Why is it that Kanafani is still capable of reaching the Palestinian youth of today through his works; I asked Zahzah?
“Kanafani was an unapologetic proponent of revolution and liberation. He was someone without pretension, someone who honed his gift for words toward complete collective betterment and support. In this way, he remains as vibrant a figure as ever to the newer generations who are increasingly rejecting the paradigm of the so-called “Peace Process", the Oslo Accords, far more so than the corrupt bureaucrats who keep the struggle on behalf of their own self-interest. Kanafani remains a symbolic antidote to the self-interest, betrayal, and neo-liberalization of the Palestinian struggle, someone who shows us that another example, other, more egalitarian forms of devotion, to people and to struggle, are urgently possible.”
He continued, “What is incredible about every aspect of Kanafani’s work is how much it all seems to brim with his ethical and political convictions. I can read a short story like 'The Land of Sad Oranges,' a stirring account of sacrifice such as 'Letter from Gaza,' or a novella like 'Men In the Sun' and, while they don’t necessarily provide easy, direct answers, they nevertheless bristle with the larger current of a collective *Palestinian* experience, which in and of itself necessitates a greater coming into consciousness and resultant political resolve.”
“But over the years, I’ve found myself particularly stirred by Kanafani’s criticism, from his study of the 1936 uprisings to his satirical literary reviews written under pseudonyms such as Faris Faris, to his study on Zionist literature,” Zahzah says. “Part of Kanafani’s genius is his ability to name and identify a larger Palestinian experience. He matched this with a sophisticated and piercing understanding of the role of literature both in liberation and colonization. This is what I feel sets Kanafani apart from so many: he looked at the role of aesthetics and ideas as they are, have been, or can be mobilized within political movements. He showed us that Zionism began as a literary movement before it became a political one and that once it assumed the latter form, it drew heavily from its earlier incarnation. But he also understood how literature can galvanize a whole people—and he applied this knowledge relentlessly, up until the very end.”

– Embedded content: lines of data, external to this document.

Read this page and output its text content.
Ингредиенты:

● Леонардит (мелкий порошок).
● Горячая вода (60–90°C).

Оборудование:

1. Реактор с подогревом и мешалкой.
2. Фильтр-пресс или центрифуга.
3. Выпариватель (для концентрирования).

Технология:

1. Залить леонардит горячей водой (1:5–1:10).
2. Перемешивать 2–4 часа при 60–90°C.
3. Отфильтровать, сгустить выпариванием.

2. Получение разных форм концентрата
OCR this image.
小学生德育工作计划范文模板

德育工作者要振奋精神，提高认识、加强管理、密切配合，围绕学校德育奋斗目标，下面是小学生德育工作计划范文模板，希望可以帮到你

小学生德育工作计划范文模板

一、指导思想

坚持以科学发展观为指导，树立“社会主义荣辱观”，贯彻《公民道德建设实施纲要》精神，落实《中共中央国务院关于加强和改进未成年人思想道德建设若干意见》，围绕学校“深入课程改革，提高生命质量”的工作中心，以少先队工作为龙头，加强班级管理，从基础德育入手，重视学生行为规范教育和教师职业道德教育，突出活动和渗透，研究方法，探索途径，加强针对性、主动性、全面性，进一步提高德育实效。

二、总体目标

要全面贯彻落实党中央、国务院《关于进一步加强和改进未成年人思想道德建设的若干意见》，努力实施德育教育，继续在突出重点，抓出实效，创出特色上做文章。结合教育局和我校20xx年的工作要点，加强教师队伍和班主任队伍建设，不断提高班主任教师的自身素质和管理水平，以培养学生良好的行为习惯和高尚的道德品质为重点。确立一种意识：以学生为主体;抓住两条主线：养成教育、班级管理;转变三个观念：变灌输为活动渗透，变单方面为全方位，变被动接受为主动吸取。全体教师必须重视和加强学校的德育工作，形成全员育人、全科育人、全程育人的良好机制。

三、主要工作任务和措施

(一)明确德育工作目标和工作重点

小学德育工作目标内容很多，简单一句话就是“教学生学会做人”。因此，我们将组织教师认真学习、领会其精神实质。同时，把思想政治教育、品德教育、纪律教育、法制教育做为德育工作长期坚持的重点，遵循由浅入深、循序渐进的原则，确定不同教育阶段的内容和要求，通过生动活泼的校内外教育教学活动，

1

One of the mottoes at the weekly magazine, Al-Hadaf, to which Ghassan Kanafani was its chief editor, was that “the truth is always revolutionary." In the contemporary era, the works of Kanafani stand as a testament to how the truths he communicated have also become immortal and that his martyrdom on the path toward justice only encouraged others to pick up the torch, or in his case pen, of revolution.